A separate report showed U.K. government borrowing in the first four months of the fiscal year was running at little more than half the level a year earlier as the economy returned to normality after months of restrictions.
The budget deficit stood at 78 billion pounds ($106 billion) between April and July, That compared with 139.7 billion pounds in the same period of 2020, when the economy was under siege from the coronavirus pandemic.
“Our recovery from the pandemic is well underway,” said Chancellor of the Exchequer Rishi Sunak. “But the last 18 months have had a huge impact on our economy and public finances, and many risks remain.”

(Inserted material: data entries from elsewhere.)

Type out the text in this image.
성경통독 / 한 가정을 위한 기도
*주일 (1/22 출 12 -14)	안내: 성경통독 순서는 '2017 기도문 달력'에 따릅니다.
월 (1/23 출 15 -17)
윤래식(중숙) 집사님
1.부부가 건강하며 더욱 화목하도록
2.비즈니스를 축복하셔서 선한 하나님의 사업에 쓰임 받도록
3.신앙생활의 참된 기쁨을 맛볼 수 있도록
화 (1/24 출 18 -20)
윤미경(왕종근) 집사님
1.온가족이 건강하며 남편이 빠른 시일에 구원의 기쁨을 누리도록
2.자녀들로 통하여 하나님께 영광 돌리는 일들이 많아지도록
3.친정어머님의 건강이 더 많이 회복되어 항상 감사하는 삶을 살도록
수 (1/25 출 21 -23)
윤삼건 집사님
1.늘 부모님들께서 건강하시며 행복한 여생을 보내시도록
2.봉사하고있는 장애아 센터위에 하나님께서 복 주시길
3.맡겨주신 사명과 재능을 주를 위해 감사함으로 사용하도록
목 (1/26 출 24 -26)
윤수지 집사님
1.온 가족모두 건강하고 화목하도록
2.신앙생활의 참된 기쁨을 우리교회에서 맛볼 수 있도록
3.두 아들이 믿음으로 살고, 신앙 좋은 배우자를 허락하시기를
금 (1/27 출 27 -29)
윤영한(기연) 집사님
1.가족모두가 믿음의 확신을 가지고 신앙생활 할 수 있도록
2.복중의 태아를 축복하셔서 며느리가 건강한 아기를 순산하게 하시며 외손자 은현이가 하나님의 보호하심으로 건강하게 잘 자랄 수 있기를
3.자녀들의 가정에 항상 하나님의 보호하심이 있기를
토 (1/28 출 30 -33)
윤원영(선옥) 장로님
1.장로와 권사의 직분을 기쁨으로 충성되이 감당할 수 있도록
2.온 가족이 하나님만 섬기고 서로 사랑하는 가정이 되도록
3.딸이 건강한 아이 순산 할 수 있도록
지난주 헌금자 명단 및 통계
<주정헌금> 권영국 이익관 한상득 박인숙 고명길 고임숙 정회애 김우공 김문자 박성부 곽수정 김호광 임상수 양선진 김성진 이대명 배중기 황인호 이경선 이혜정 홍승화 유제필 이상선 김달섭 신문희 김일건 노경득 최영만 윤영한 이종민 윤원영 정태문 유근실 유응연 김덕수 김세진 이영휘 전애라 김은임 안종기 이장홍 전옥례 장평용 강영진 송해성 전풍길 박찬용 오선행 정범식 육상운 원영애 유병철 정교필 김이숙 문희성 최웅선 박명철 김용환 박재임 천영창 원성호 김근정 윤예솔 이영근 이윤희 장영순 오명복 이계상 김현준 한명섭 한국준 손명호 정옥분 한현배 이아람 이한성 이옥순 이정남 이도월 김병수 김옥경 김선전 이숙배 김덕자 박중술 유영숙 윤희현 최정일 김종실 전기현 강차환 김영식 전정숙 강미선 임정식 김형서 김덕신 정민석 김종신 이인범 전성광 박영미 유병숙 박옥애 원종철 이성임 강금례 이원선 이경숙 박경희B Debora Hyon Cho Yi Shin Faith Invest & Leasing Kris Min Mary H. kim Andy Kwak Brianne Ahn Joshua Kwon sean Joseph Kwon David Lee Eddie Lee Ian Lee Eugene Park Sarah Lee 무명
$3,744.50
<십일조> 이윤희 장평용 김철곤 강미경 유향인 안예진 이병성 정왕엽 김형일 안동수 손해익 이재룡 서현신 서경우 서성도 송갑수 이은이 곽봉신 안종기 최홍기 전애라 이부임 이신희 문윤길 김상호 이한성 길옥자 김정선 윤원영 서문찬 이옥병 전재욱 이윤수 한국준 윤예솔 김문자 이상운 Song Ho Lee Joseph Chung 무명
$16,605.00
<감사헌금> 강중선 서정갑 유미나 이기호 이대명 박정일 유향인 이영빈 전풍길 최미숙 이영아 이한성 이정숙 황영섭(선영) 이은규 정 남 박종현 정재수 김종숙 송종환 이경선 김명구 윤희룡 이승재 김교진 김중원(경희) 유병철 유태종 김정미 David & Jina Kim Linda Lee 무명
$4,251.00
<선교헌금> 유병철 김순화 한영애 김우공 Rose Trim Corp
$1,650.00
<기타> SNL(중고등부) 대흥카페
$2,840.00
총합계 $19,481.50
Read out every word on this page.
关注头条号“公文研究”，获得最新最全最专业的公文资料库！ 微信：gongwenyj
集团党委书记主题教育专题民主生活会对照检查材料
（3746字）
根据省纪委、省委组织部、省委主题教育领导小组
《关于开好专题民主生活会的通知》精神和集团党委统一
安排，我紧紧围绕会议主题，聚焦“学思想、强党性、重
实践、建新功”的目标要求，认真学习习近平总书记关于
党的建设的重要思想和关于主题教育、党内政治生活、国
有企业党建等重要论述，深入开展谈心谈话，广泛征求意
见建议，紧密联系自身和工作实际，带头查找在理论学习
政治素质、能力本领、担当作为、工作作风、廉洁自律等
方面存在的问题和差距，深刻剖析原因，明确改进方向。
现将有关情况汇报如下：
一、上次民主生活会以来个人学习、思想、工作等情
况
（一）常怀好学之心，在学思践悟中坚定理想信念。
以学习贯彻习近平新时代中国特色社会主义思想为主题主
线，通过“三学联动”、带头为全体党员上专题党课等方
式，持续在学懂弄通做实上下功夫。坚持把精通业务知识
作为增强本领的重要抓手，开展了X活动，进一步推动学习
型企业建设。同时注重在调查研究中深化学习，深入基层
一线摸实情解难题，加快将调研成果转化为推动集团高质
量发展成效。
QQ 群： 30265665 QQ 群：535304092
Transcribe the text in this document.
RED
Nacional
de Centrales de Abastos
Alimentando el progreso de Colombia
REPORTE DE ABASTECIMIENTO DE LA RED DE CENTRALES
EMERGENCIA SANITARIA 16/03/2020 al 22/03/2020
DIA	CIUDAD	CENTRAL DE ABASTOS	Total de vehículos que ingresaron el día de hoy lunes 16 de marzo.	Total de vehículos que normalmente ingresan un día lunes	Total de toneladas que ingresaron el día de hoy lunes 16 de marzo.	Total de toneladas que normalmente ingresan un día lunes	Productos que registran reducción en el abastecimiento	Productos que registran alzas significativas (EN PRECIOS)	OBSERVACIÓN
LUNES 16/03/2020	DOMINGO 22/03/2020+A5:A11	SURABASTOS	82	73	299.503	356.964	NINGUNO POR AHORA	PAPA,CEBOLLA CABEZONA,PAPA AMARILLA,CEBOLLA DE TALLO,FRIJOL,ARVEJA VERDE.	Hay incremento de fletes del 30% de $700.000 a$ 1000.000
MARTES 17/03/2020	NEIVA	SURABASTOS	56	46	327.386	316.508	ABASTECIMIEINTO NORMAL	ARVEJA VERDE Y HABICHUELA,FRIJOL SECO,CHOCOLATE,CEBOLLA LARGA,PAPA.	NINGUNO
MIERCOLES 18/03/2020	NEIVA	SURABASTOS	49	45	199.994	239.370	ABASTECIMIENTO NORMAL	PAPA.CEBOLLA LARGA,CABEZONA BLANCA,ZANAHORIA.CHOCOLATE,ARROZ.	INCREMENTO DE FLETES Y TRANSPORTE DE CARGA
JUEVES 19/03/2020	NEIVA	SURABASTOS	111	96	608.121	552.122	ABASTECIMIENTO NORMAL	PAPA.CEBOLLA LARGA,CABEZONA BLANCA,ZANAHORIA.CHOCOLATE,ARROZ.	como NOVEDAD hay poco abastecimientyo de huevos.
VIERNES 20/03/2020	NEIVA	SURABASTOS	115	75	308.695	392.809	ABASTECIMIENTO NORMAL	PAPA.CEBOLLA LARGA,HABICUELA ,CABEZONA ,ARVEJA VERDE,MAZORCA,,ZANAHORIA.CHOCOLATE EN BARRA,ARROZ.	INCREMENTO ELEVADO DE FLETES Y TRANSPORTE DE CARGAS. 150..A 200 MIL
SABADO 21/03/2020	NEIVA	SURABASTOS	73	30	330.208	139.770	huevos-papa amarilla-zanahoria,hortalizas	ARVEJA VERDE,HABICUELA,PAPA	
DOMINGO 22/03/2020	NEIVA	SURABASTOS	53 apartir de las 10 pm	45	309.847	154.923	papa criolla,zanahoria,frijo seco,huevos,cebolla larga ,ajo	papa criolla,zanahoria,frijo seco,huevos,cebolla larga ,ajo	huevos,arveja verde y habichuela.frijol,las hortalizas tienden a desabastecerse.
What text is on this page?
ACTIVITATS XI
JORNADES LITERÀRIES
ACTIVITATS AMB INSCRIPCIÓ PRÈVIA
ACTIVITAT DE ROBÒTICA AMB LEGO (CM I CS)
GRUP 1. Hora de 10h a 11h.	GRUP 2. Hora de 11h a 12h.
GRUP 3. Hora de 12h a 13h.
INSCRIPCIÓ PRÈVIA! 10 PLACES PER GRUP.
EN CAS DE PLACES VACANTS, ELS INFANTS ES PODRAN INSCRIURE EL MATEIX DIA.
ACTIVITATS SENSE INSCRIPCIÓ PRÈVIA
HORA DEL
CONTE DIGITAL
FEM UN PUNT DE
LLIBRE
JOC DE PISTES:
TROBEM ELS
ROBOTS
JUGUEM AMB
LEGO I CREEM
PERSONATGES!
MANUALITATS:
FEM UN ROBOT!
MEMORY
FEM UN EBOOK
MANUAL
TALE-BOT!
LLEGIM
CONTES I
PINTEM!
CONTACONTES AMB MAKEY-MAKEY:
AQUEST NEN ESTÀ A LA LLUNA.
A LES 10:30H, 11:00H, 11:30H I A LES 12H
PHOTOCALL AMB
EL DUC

Retailers have warned that they face headwinds in the form of staff and goods shortages caused by the pandemic and Britain’s departure from the European Union.
While Brexit made difficulties in importing products of all kinds, a surge in coronavirus infections forced millions of workers to isolate at home, drying up the pool of available labor that was already hit by departures of foreign workers.
“Challenges in global shipping and the shortage of U.K. lorry drivers are creating some disruption for consumers and additional costs for retailers,” said Helen Dickinson, chief executive of the British Retail Consortium. “In October, the U.K. will introduce new checks on products of animal origin being imported from the EU, adding more costs to the system. Government must take action on these issues.”
After a brief splurge of euphoria earlier this month that generated some of the strongest growth for retailers on record, spending patterns have shifted in recent weeks.
A survey by Barclaycard, which handles almost half the nation’s credit and debit card payments, showed more money going into bars, theaters and sporting events and less into face-to-face retail. The British Retail Consortium says preferences are shifting toward social gatherings that spend most of the past 18 months under harsh restrictions.
A separate report from GfK showed consumer confidence dipped slightly in August. Greater optimism about personal and national economic outlook was overshadowed by a decline in people saying now was the “time to buy” for large purchases.
“If you had the luxury of savings, people look at it and had a warm glow of security. So I don’t think we’re going to go crazy and spend it all overnight,” Joe Staton, client strategy director at GfK, said by phone. He added that inflation for household items might come with people saving so they have “a buffer in place in case prices do go up.”